For completeness, I again link to Unz’s original article, Unz’s note to me, and his latest remarks on the subject in which he characterizes this blog post of mine as “a mass of obfuscatory verbiage mostly disputing the accuracy of a couple of my scattered sentences here and there.”
I can’t speak for Mertz, but as for myself let me emphasize once more that I’m just trying to get the numbers right (and also, in some of my bursts of obfuscatory verbiage, trying to understand the process by which we come to our conclusions about the world). Earlier, Unz described Mertz’s reactions as “angry criticism” that “had been floating around the Internet for some time, and had been widely ignored or dismissed.” I think that, for Unz, a good starting point would be to neither ignore nor dismiss constructive criticism coming from well-informed people. Making mistakes is human; what’s important (if the goal is to get closer to the truth) is to recognize those mistakes and move forward.

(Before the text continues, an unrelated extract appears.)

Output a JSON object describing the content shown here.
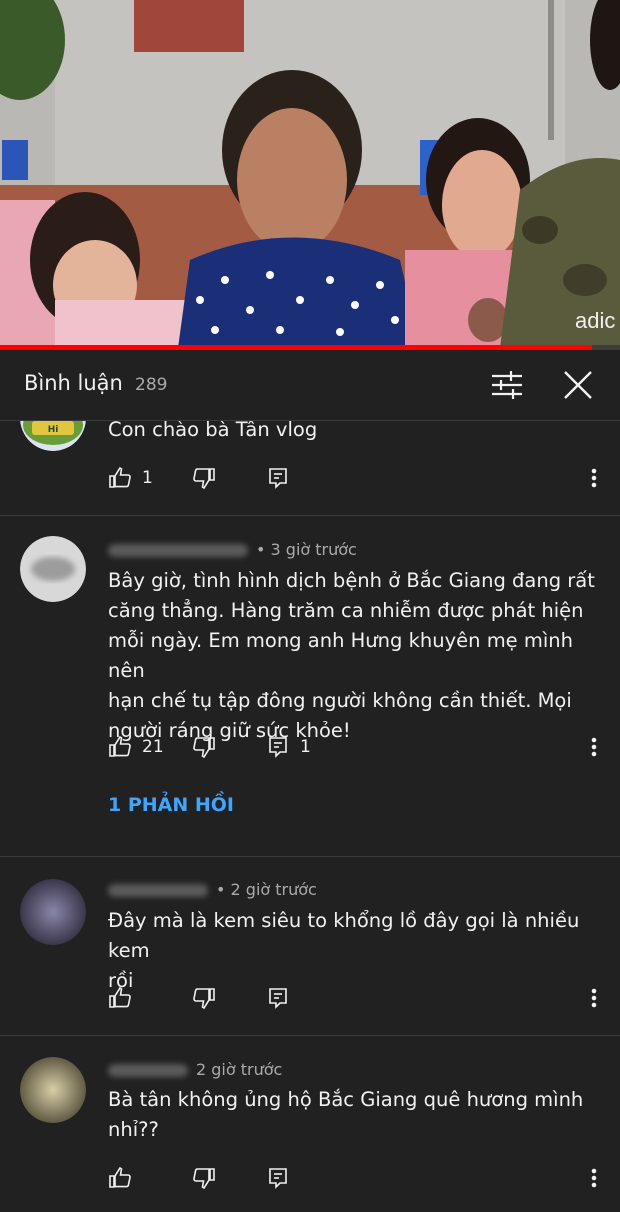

P.S. Unz responds to Mertz here on his blog. On the plus side, he seems to acknowledge that Mertz knows what she’s talking about on the classification of ethnicities of members of the mathematical olympiad team. He does not dispute her statement that at least 13% of U.S. team members since 2000 are Jewish (that is, have Jewish ancestry, counting fractionally as appropriate) not her best guess that 25-30% of team members in the 1970s were Jewish. Thus, I think Unz is in agreement that his claims of 2.5% and 44% (which made their way into the New York Times as “In the 1970s, for example, 40 percent of top scorers in the Math Olympiad had Jewish names. Now 2.5 percent do”) were in error. He might want to contact David Brooks right away on this. I know that if I had made a mistake that got repeated in the Times, I’d be a bit embarrassed but I’d like to set the record straight.
Given that, in Unz’s words, his estimates were “based on perhaps five minutes of cursory surname analysis,” it should be no surprise that they were wrong. In retrospect, it’s too bad he hadn’t made it clearer that these eye-catching numbers (reporting a 17-fold decline rather than the actual factor of 2 or so) were actually based on nothing more than a cursory 5-minute effort. Then perhaps outsiders such as David Brooks and Steve Hsu wouldn’t have taken Unz’s impressive-looking numbers and graphs as facts.
Given that these high-profile numbers were based on a cursory five-minute effort, it seems more puzzling than ever that Unz had “ignored or dismissed” Mertz’s criticism when it first appeared. Better late than never, though.
The downside of Unz’s response is that he continues to simultaneously defend his name scale-up estimate and the Hillel reports of the percentage of Jews at Harvard, even though those two estimates are off by a factor of 2.5 when applied to the same dataset (the list of Harvard students). He does not actually seem to dispute this factual claim that the two estimates differ by a factor of 2.5 when applied to this dataset; rather, he just ignores it and defends each of the estimates separately. He still has a way to go before he is in full contact with his data. Again, if Unz’s claim is true that the various factual criticisms do not affect his main points, I think he’d be better off accepting them and moving forward.